This is what I have attempted so far. But now I'm at utter loss at how to calculate the rest Can you help? Thanks in advance.

 

[Mark44]

Hello

This is what I have attempted so far. But now I'm at utter loss at how to calculate the rest Can you help? Thanks in advance.

Your function is defined on a closed, bounded region. Check the four boundaries for the maximum value.

 

[Kamo123]

Your function is defined on a closed, bounded region. Check the four boundaries for the maximum value.

What does that mean? Could you explain more explicitly?

 

[Mark44]

What does that mean? Could you explain more explicitly?

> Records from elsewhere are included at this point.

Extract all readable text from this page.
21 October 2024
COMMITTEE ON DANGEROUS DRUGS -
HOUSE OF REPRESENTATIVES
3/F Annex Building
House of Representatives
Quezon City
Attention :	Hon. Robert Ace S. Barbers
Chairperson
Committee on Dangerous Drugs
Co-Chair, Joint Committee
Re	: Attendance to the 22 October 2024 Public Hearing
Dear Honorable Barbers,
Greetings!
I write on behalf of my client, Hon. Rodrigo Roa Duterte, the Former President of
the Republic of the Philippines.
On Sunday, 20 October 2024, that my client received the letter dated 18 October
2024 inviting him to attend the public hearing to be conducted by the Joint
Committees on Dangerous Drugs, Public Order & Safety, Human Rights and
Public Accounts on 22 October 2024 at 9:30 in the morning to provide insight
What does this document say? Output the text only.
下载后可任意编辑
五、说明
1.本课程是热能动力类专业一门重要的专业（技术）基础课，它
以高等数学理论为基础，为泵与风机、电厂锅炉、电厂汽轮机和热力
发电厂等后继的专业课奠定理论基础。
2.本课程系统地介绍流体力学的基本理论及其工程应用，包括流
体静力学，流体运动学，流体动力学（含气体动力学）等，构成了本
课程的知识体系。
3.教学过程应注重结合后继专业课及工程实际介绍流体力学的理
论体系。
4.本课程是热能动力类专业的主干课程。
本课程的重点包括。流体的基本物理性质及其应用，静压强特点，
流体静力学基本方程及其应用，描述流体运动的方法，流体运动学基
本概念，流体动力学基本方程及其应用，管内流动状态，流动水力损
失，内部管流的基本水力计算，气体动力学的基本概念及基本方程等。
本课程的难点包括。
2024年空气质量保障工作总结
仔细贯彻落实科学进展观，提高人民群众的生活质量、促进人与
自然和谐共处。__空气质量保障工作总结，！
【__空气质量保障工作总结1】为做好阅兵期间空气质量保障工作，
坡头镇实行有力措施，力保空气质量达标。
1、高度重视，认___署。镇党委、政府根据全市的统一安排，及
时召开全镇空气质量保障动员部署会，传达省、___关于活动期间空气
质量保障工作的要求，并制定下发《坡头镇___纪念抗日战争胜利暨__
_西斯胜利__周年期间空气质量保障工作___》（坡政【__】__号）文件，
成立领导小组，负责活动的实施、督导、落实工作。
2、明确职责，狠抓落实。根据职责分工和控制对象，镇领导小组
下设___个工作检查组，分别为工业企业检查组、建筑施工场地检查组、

Your function is defined on the square [0, 2] X [0, 2]. Along each of the four sides of this square your function simplifies to a single-variable function. For example, on the lower edge of the square, y = 0 and x varies from 0 to 2. So f(x, y) = f(x, 0). This is a function of x alone. Any maximum value will occur where the derivative is zero or at an endpoint of this edge.

Do something similar for each of the four edges.

 

[Ray Vickson]

Hello

This is what I have attempted so far. But now I'm at utter loss at how to calculate the rest Can you help? Thanks in advance.

You say that (1/4,1) is a local minimum. It is a lot more than that: it is the global minimum in the entire plane $\mathbb{R}^2$; and because the point (1/4,1) is feasible (satisfies all the constraints) it is the overall minimum in your constrained problem. Because (1/4,1) is the only stationary point of f(x,y), no interior point (with strict inequalities 0 < x < 2 and 0 < y < 2) can possible be a maximum, local or otherwise. Therefore, as Mark44 has suggested, you need to look along the boundary lines x = ± 2 and/or y = ± 2 in order to locate a constrained maximum.